Moldavie : le système éducatif en Transnistrie (octobre 2004)
2011-12-06

De façon générale, les écoles sont russes. Les enfants, qu'ils soient russophones ou non, doivent apprendre au choix le moldave ou l'ukrainien. Par la suite, ils peuvent apprendre une langue étrangère (au choix) : l'anglais, l'allemand ou le français. Il existe aussi des écoles ukrainiennes et des écoles moldaves. Néanmoins, plus de 11.000 enfants, sur une population totale de 79.000 écoliers, seraient admis dans des écoles moldaves.

Conformément à la réglementation locale, l'utilisation de l'alphabet latin dans tout document ou toute publication est rigoureusement interdite et sévèrement punie. Une loi adoptée en 1992 par le régime prévoit l'utilisation exclusive de caractères cyrilliques pour transcrire le moldave (roumain). En 1994, l'enseignement utilisant l'alphabet latin a été interdit. Cette politique réduisait néanmoins le droit reconnu de la population moldave d'apprendre sa langue maternelle et d'utiliser l'alphabet latin. C'est un peu comme si on obligeait des enfants francophones à apprendre et à écrire leur langue en alphabet cyrillique ou arabe!

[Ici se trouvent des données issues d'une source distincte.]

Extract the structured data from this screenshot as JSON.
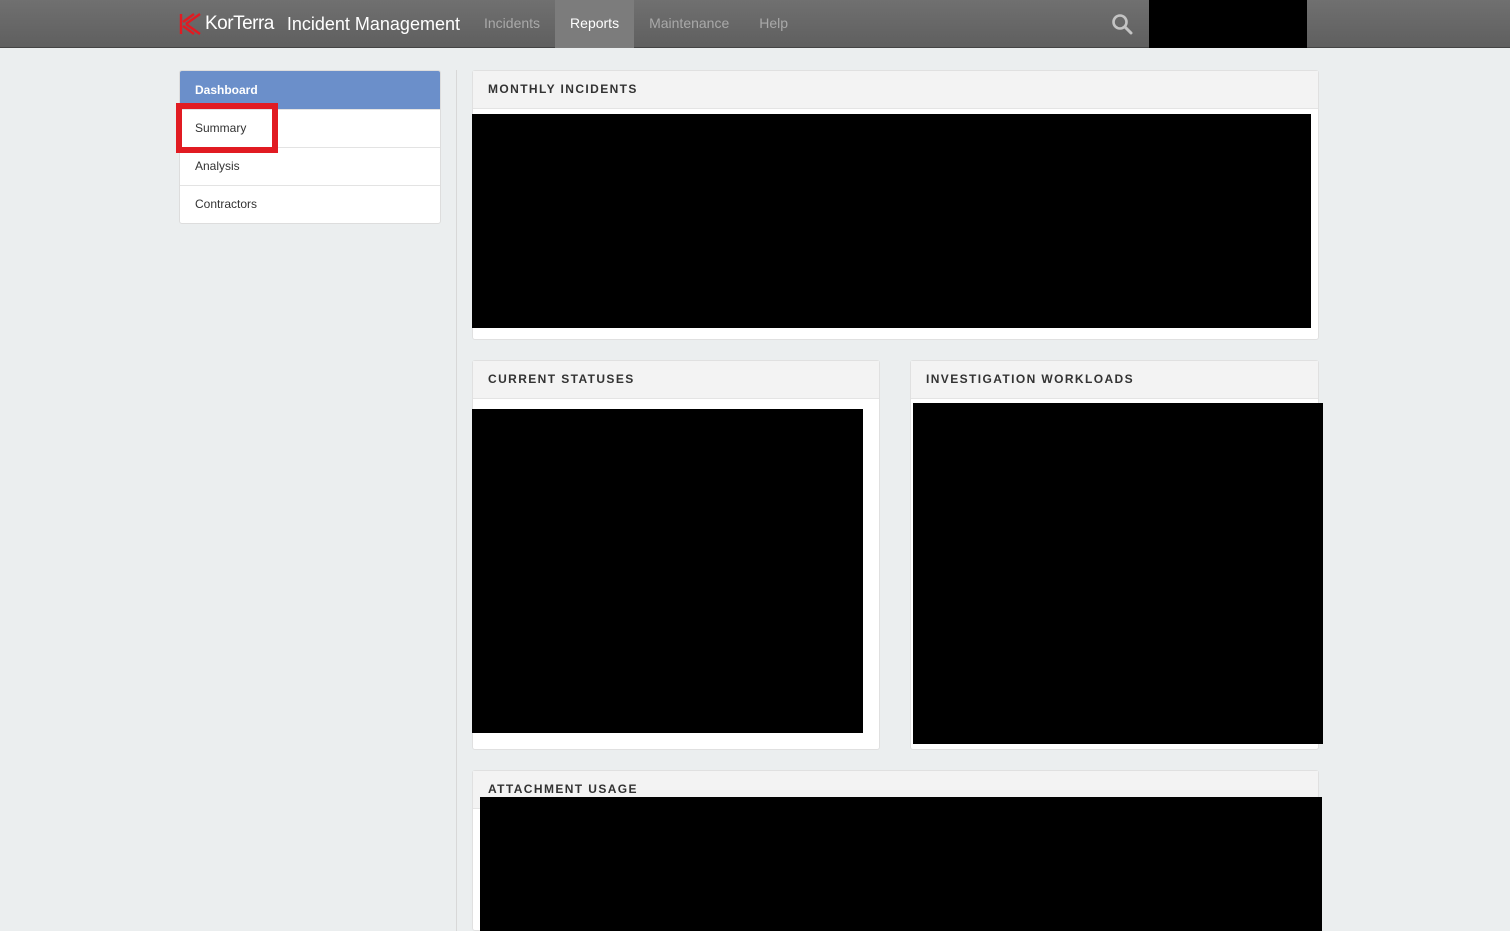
{
  "header": {
    "brand": "KorTerra",
    "product": "Incident Management",
    "tabs": [
      {
        "label": "Incidents",
        "active": false
      },
      {
        "label": "Reports",
        "active": true
      },
      {
        "label": "Maintenance",
        "active": false
      },
      {
        "label": "Help",
        "active": false
      }
    ],
    "search_icon": "search-icon",
    "colors": {
      "bar": "#666666",
      "logo": "#e11b22"
    }
  },
  "sidebar": {
    "header": "Dashboard",
    "items": [
      {
        "label": "Summary",
        "highlighted": true
      },
      {
        "label": "Analysis"
      },
      {
        "label": "Contractors"
      }
    ],
    "accent": "#6b8fca"
  },
  "panels": {
    "monthly": {
      "title": "MONTHLY INCIDENTS"
    },
    "statuses": {
      "title": "CURRENT STATUSES"
    },
    "workloads": {
      "title": "INVESTIGATION WORKLOADS"
    },
    "attachments": {
      "title": "ATTACHMENT USAGE"
    }
  }
}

Du point de vue moldave, plus de 35.000 enfants se sont ainsi vu refuser le droit de faire leurs études en moldave en utilisant l'alphabet latin, et selon les programmes élaborés en république de Moldavie. Mais plusieurs écoles ont «triché» et ont enseigné l'alphabet latin à leurs élèves. C'est que les fonctionnaires chargés de vérifier l'enseignement dans les écoles moldaves ont découvert aussi qu'on aurait appris aux élèves à «haïr les Russes» et, dans une moindre mesure, les Ukrainiens; les Slaves seraient alors considérés par les Moldaves comme des «peuples de peu d'importance qu'on doit éliminer». Le mot russe doit être compris «comme créature vile qui n'a pas le droit d'existence». Il semble qu'on apprenait dans les écoles moldaves de Transnistrie l'histoire de la «Grande Roumanie» et qu'on s'apitoyait sur le régime d'Ion Antonescu (1940-1944), le Conducator qui a fait entrer l'armée nazie en Roumanie. Cet «ultranationalisme autochtone» fut mal perçu par les Russes transnistriens. À l'été 2004, le gouvernement a sévi : les six écoles moldaves récalcitrantes, qui ont fonctionné sans permis, ont été fermées (pour 3400 écoliers). Selon les russophones, il s'agit encore d'une occasion pour les Moldaves de «pleurnicher une fois de plus sur leurs droits». Le ministère de l'Éducation nationale de la République moldave de Transnistrie a déclaré que le gouvernement ferait tout qu'il peut pour intégrer ces établissements d'enseignement dans le dispositif légal de la République.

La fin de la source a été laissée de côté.